Invenergy LLC plans to build as many as 280 wind turbines on approximately 40,000 acres of private land about seven miles east of Heppner, based on demand. The company filed a notice of intent in 2012 with the Oregon Energy Facility Siting Council, and was expected to apply for a site certificate by March 2013.
But so far, Invenergy has been unable to reach a power purchase agreement with utilities based on current market conditions – including a recent emphasis from California lawmakers favoring in-state renewable resources.
The siting council met Friday, Jan. 24 in The Dalles and unanimously granted Invenergy a one-year extension to apply for its site certificate, now due April 27, 2015. The state Department of Energy will then issue a draft proposed project order, followed by public hearing with stakeholders.
“If everything goes well, this will come down the pike within the next year,” said Cliff Voliva, DOE spokesman. “(The developer) just felt they need a little more time to turn the corner on this.”
Meanwhile, Invenergy remains confident about its prospects. The Heppner Wind Energy Facility would create more than 200 jobs during construction and 20-25 fulltime positions when finished, according to a company statement.

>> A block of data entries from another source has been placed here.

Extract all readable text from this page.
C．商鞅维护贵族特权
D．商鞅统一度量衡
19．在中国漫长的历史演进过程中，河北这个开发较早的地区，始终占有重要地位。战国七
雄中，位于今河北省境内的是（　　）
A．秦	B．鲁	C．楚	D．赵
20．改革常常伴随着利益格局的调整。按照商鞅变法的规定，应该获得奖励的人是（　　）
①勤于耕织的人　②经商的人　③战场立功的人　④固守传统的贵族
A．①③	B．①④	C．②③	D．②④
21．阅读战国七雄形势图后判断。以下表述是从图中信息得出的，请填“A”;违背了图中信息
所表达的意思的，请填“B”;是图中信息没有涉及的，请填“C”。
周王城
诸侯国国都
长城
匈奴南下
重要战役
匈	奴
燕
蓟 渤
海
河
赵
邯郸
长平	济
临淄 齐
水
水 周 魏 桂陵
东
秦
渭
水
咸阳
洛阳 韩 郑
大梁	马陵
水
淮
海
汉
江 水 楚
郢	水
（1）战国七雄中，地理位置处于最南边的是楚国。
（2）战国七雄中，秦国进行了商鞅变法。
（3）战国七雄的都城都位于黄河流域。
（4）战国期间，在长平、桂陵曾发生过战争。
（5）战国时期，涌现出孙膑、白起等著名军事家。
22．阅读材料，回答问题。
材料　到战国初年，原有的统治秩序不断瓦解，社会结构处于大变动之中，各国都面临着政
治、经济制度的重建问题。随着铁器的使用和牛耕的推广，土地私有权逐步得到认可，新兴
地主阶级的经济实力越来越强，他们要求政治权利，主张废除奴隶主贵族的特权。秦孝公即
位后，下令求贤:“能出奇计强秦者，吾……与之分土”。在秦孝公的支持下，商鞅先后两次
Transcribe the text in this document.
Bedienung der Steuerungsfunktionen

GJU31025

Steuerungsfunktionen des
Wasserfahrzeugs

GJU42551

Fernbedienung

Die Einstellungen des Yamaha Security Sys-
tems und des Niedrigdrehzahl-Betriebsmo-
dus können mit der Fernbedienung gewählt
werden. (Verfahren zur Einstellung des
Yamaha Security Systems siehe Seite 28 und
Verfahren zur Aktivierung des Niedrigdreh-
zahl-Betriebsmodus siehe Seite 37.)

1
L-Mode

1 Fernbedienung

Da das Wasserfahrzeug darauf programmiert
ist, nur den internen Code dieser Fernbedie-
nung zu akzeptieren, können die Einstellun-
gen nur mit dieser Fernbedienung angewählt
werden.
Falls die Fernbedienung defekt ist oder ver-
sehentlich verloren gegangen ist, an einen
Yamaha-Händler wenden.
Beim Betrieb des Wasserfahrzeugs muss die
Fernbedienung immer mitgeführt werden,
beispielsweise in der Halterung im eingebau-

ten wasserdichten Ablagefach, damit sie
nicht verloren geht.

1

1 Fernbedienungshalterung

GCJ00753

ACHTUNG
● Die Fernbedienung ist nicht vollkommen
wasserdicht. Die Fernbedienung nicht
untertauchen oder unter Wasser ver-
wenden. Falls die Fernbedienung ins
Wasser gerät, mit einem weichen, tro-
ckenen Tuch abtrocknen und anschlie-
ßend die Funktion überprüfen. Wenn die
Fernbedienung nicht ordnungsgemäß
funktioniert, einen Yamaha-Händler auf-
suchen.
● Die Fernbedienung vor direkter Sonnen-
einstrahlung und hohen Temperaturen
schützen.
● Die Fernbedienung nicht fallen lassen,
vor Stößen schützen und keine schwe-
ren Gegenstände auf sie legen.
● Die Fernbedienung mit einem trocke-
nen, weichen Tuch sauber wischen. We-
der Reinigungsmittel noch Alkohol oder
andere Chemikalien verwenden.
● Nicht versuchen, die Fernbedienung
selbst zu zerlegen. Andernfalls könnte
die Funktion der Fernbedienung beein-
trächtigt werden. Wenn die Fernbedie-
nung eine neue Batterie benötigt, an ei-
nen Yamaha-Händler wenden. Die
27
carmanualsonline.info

Turbines are estimated to range in height from 262 to 328 feet. In addition, the facility would connect onto the grid through a 230-kilovolt transmission line running 39-46 miles into Umatilla County to a proposed Bonneville Power Administration substation near Stanfield that is currently under study.
The Heppner Wind project is expected to generate several million dollars annually for local economies. Property owners can earn $5,000-$8,000 per year per turbine in lease payments, according to the National Wind Watch coalition, though the towers can impact farming operations.
Invenergy must address further environmental and community impacts for review as part of the application process. Concerns over wind development range from land and water use to effects on wildlife habitat.
Spokeswoman Alissa Krinsky did not discuss how the expired federal wind production tax credit might impact development. The credit pays 2.3 cents per kilowatt-hour of electricity produced by wind, though eligible projects had to be under construction or invested 5 percent of its cost before the credit expired Dec. 31.
Varner Seaman, policy director for Renewable Northwest Project in Portland, said they are optimistic Congress will eventually reauthorize the credit, which has historically garnered bipartisan support.
More pertinent is California’s shift in focus to in-state renewable resources, Seaman said. A law passed there in 2011 raised the state’s renewable portfolio standard to 33 percent by 2020, but included restrictions to keep more projects – along with their jobs and economic growth – closer to home.
The Northwest exports roughly 40-50 percent of its wind energy, Seaman said. That market has shrunk with fewer opportunities in California.
“We have seen some project proposals go away, and some developers who have dropped their permit applications,” Seaman said. “But there are still many of our members who have interest in the project pipeline in the Pacific Northwest, and believe the market will recover.”
An availability of existing transmission and support from local governments have continued to help wind developers in Oregon, Seaman said.
“The potential for renewables has been great, and it remains a bright spot,” he said.
A database provided by Renewable Northwest Project shows the Heppner Wind Energy Facility as one of nine projects currently in permitting across the state. Invenergy has already developed the 72-megawatt Willow Creek facility, operating in Gilliam and Morrow counties.